Bodenbeschaffenheit: Ideal ist ein kalkhaltiger, steiniger Untergrund mit wenig Humusanteil.
Pflanzzeit: Setze die Miere von Maerz bis Mai oder im Herbst zwischen September und November, solange der Boden offen ist.
Feuchtigkeit: Sie benoetigt kaum Wasser und kommt mit Trockenheit hervorragend zurecht.

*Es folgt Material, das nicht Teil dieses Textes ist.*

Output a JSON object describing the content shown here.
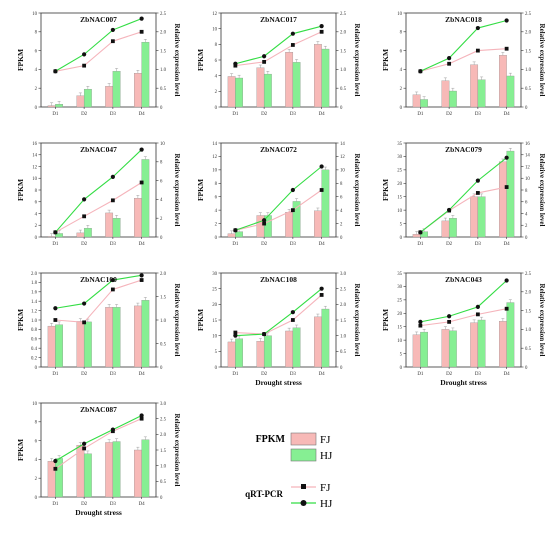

Pflege: Ein Rueckschnitt ist nicht erforderlich; die verbluehten Staende koennen ueber den Winter stehen bleiben.
Vermehrung: Die Pflanze vermehrt sich am passenden Standort moderat durch Selbstaussaat.
Kombinationsempfehlung: Gute Partnerin ist die Rundblaettrige Glockenblume (Campanula rotundifolia) – beide teilen die Vorliebe fuer kalkreiche, magere Standorte und ergaenzen sich optisch wunderbar.
Die Schnabel-Miere (Minuartia rostrata) gehoert zur Familie der Nelkengewaechse (Caryophyllaceae) und ist primaer in den Gebirgsregionen Oesterreichs verbreitet. Ihr natuerlicher Lebensraum sind kalkreiche Felsfluren und Xerothermrasen (trockene, warme Magerwiesen). Charakteristisch ist der polsterartige Wuchs und die namensgebenden geschnabelten Samenkapseln. Als mehrjaehrige, krautige Pflanze mit verholzender Basis ist sie perfekt an die Bedingungen im Hochgebirge und auf Trockenstandorten angepasst.
•GBIF Backbone Taxonomy — GBIF Secretariat (2024), DOI: 10.15468/39omei (CC BY 4.0)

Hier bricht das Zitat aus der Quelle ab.